Artificial intelligence in the plant-based industry
This is just the latest of a host of developments in the vegan sector leveraging future-facing tech and artificial intelligence (AI). Earlier this month, US food experts launched GreenProtein AI, a project tapping AI and machine learning to optimise the extrusion and texture of plant-based meat.
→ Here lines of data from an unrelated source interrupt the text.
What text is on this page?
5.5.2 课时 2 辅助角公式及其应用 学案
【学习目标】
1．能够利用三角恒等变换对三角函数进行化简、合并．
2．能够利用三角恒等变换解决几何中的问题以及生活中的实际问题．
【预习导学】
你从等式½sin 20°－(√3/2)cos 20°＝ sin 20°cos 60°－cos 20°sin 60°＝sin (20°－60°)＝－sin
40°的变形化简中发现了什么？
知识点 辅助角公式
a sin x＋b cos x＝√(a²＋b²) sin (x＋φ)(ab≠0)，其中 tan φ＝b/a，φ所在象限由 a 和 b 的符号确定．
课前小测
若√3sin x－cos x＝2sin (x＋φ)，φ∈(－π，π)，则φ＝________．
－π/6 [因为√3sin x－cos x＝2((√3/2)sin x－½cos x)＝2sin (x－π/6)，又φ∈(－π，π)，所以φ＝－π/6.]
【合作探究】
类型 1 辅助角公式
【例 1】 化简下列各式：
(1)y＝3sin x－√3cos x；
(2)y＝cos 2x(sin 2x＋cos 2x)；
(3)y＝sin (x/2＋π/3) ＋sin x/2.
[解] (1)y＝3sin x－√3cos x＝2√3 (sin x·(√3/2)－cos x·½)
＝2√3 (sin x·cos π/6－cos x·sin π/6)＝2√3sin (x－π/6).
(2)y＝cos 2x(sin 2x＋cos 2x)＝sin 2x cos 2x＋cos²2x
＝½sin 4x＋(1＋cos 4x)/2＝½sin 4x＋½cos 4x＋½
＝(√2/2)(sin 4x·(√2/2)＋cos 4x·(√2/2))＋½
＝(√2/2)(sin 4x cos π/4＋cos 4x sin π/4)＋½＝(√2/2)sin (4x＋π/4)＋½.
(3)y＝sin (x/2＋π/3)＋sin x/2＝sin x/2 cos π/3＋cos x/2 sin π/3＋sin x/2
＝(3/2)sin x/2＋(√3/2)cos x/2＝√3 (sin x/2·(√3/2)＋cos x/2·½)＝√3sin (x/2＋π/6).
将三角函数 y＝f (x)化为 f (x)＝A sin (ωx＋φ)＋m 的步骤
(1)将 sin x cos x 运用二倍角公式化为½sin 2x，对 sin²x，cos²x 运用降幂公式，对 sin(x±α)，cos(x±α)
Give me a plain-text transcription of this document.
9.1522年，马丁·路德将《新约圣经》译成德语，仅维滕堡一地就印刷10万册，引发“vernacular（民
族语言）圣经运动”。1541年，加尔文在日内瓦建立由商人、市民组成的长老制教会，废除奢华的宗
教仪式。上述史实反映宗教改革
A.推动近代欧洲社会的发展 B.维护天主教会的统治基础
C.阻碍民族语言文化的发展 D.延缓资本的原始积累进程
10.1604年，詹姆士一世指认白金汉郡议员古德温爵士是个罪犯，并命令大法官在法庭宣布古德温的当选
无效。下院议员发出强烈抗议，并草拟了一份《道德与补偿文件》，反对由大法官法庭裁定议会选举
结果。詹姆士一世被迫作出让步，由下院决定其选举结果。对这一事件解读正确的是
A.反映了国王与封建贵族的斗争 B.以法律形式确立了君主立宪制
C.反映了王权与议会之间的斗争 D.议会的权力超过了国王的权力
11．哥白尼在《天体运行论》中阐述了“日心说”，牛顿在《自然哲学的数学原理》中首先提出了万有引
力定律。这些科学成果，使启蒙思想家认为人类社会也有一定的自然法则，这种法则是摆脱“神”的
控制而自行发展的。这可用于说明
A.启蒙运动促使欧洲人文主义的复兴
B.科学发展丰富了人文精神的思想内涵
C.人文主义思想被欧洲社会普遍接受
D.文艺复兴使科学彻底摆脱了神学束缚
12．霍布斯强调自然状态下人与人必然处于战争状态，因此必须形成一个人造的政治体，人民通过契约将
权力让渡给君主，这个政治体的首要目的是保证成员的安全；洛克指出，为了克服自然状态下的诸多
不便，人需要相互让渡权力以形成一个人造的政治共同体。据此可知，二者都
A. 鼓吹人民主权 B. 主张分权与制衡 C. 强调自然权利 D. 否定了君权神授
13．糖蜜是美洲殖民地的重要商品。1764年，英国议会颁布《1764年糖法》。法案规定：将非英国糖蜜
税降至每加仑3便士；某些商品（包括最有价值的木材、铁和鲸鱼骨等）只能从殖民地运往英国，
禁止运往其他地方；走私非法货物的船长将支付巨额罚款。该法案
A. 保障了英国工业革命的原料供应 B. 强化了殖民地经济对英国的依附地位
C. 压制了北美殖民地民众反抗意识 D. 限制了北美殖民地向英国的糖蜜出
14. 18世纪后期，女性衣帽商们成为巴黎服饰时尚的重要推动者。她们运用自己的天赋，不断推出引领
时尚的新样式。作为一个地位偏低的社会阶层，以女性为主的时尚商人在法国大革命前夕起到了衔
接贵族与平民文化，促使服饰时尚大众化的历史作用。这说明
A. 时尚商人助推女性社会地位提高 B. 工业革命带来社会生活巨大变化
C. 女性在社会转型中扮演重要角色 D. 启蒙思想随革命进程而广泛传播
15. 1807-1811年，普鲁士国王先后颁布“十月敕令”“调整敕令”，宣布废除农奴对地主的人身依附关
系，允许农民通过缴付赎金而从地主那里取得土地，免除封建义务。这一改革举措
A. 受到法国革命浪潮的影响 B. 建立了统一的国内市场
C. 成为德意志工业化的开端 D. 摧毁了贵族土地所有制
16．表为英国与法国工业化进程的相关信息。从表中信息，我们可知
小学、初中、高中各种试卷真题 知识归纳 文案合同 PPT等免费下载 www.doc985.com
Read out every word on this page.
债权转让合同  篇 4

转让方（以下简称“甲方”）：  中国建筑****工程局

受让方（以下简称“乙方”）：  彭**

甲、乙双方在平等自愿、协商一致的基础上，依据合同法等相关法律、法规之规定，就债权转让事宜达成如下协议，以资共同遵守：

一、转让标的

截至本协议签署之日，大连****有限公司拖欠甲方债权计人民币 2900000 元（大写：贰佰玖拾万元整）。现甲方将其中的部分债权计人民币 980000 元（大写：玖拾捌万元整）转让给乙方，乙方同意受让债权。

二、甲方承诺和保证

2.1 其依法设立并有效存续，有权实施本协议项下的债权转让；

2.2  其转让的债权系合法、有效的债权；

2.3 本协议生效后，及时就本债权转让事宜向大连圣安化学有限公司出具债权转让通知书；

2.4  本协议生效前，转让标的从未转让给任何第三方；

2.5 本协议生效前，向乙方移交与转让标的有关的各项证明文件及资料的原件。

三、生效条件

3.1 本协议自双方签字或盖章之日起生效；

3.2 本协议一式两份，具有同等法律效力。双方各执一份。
Latin American food tech brand NotCo has been using AI and machine learning since 2015 to find the best plant-based alternatives for animal products. The patented AI tech, called Giuseppe, is the brains behind the company’s alt-milks, mayo and burgers. Similarly, Singapore’s Howw Foods uses AI to make Hegg, its vegan powdered egg product.
Moreover, a bevy of companies and brands have collaborated with AI companies to develop plant-based products. Bel Foods – the French cheese giant behind Babybel – has partnered with California’s Climax Foods to make vegan products, while industry giant Danone is working with Californian AI firm Brightseed to discover hidden nutrients and compounds in plant crops.
AI is also being used as a marketing tool. US vegan cheese startup Pleese Foods unveiled a campaign last month, where it employed AI to generate whimsical imagery of cheese as a flourishing crop and being grown on trees.